2006-08-31
SIGCHLD versus Python: a problem of semantics
In the process of looking at my program's code again to write the last entry, I think I may have solved the mystery of how my impossible exception gets generated.
My program does a lot of forking and thus cleanups of now-dead children. The code that it generally dies on is:
def _delip(pid, ip):
del ipmap[ip][pid]
if len(ipmap[ip]) == 0:
del ipmap[ip]
It takes a KeyError on the len(ipmap[ip]) operation and goes down.
(Because of previous fun, the main
thread forks all the children and waits for them, so this kills the
entire program.)
Clearly there is some concurrency problem, but my problem with the
exception was that I've never seen where it could come from. The main
thread is the only thread that adds or removes things from the ipmap
dictionary, and the SIGCHLD handler that reaps children is only active
when the thread is idling in select() (partly to avoid just this
sort of concurrency issue).
To avoid various problems and just create sanity, Unix SIGCHLD
handlers are not reentrant; even if more children die, you won't receive
a second SIGCHLD until you return from the signal handler. (This is
an interesting source of bugs if you bail out of the signal handler
without telling the kernel, and is one reason for the existence of
siglongjmp().)
And in thinking about all of this I came to a horrible realization:
those are Unix semantics, not Python semantics.
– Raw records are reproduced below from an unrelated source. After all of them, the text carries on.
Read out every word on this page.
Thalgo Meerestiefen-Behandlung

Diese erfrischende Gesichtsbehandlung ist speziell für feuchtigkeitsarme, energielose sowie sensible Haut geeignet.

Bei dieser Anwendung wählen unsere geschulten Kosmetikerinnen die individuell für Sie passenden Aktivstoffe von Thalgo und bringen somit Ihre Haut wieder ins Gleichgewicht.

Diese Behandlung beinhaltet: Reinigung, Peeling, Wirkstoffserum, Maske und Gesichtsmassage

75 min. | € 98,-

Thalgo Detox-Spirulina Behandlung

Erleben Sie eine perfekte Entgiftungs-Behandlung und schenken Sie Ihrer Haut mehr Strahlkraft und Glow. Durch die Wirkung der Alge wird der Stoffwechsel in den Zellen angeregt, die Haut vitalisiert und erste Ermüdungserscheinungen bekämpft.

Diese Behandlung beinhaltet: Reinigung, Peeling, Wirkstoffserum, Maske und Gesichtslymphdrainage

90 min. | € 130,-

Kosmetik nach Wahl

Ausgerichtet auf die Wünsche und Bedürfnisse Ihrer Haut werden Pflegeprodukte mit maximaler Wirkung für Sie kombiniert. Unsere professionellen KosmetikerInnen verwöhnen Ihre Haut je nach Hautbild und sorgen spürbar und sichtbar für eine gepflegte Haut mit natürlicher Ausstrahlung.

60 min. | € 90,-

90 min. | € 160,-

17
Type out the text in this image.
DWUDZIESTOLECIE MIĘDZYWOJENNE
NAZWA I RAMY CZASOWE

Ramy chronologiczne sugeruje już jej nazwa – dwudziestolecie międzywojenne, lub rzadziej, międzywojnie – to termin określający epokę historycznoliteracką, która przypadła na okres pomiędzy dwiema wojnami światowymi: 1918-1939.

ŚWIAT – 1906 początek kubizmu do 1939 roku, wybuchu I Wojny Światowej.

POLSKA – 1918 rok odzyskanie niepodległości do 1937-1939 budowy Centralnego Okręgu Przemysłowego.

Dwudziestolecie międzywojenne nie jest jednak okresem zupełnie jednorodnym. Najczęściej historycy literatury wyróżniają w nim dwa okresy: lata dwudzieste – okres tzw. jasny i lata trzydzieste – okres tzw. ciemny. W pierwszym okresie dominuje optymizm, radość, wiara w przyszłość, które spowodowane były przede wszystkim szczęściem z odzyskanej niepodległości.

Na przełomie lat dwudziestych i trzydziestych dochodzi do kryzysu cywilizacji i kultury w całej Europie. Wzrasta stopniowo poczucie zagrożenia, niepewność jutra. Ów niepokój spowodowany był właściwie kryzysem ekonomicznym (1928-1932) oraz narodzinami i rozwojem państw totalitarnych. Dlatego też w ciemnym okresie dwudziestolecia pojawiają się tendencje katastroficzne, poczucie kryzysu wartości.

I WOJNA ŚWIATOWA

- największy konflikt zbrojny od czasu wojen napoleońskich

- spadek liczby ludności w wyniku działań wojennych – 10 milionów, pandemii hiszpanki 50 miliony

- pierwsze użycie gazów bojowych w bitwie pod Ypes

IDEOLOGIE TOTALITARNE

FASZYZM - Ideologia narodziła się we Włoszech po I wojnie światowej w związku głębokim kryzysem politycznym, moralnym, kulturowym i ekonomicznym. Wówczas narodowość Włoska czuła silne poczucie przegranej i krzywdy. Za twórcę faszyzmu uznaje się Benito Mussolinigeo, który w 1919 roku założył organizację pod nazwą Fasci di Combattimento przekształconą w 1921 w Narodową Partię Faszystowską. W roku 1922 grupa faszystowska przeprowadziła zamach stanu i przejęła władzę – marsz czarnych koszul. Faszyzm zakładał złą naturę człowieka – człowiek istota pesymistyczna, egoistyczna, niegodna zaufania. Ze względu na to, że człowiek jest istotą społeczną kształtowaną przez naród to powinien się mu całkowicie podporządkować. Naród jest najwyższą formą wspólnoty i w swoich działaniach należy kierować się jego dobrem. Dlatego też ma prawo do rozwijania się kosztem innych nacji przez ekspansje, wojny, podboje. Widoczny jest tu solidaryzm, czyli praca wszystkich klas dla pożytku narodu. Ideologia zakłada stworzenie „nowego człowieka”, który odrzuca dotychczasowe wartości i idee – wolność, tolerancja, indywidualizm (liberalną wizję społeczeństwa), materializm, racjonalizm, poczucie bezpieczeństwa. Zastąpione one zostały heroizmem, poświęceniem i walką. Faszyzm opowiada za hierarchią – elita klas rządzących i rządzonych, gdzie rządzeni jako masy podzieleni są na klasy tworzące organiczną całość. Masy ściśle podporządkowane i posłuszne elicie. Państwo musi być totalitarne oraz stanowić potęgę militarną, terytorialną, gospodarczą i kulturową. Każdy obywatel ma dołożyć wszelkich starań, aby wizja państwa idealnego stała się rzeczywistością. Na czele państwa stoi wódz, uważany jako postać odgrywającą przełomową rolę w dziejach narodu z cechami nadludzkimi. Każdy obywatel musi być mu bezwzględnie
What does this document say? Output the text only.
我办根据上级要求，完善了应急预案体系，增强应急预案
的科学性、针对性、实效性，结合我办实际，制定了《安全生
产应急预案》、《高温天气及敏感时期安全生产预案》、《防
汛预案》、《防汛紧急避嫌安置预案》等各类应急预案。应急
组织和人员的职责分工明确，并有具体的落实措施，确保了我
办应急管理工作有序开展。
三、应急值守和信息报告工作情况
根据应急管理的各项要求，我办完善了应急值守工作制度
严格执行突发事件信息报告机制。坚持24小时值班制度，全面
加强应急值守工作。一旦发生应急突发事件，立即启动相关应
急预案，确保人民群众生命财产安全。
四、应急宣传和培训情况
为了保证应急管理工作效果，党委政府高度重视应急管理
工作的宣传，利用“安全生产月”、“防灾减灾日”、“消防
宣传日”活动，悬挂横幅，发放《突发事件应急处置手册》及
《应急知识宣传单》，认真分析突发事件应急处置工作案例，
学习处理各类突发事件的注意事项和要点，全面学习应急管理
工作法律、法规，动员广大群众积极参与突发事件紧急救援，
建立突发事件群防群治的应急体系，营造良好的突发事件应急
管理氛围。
Python does not
run your Python-level SIGCHLD handler from the actual C level signal
handler; it runs them from the regular bytecode interpreter. All the C
level SIGCHLD handler does is set a flag telling the interpreter to
run your SIGCHLD handler at the next bytecode, where it gets treated
pretty much as an ordinary function call.
This would neatly explain my mysterious exceptions. When there are two
connections from an IP address and both of them die in short succession,
if we are extremely unlucky the SIGCHLD for the second will be
processed between _delip's first and second lines and delete the
ipmap[ip] dictionary entry out from underneath the first.
I personally believe that this is a bug in the CPython interpreter, but even if I can persuade the Python people of this, I still need to come up with a Python-level workaround for the mean time (ideally one that doesn't involve too much code reorganization).
2006-08-30
A problem with debugging threaded Python programs
I have a heavily threaded Python program that dies every now and then with a mysterious exception (that as far as I can see just shouldn't happen, which means that I don't completely understand my code).
My off and on attempts to debug this have pointed out a frustrating problem in Python's (lack of) support for debugging threaded Python programs: there's no such thing as a global exception, something that will freeze, backtrace, and terminate all threads when an error occurs. Instead, exceptions only capture the state of the thread they happen in, and only kill it.
(My program goes down because the exception is happening in the main thread, and all the other threads are short-lived.)
The irony is that Python's single-threaded bytecode interpreter would make this relatively easy to do. You could guarantee that the next bytecode-level action every other thread did was to throw an exception, and you'd be capturing pretty close to the exact state when the starting exception was created. (With some more work, you could make it an exact capture; just keep track of the last bytecode executed and generate the exception against it.)
2006-08-07
A problem in Python's implementation of closures
Python's implementation of closures for inner functions has a well known problem: you can't mutate the binding of captured outer variables. In other words, the following code does not work:
def cfunc(a):
def _if(b):
a = a + b
return a
return _if
There is nothing in the semantics of Python that require this result.
Unlike the case of writing to a global variable in a function, what the
a variable refers to in the scope of _if is completely unambiguous
at all times.
I could make excuses for CPython, but the problem is pretty much
there deliberately; while there is a special bytecode instruction
(LOAD_DEREF) to read the value of captured variables in a
closure, there is no bytecode instruction to write to them. In the
absence of the ability to do anything else, the interpreter does its
standard thing and treats any variable that
is stored to in the function as function local (barring a global
declaration).
The careful phrasing I have had to use in the first paragraph shows the
way around this problem: while you can't change the binding of captured
outer variables in a closure, you can mutate their value directly if the
type of their value allows this. The classical way to do this is to make
the desired variables into arrays, and then mutate the array contents.
So we would write cfunc as:
def cfunc(a):
t = [a]
def _if(b):
t[0] = t[0] + b
return t[0]
return _if
This version does what we want it to, at the expense of a certain amount of ugliness.
(Credit where credit is due department: I think I first saw the array trick in the sample WSGI server code in its specification.)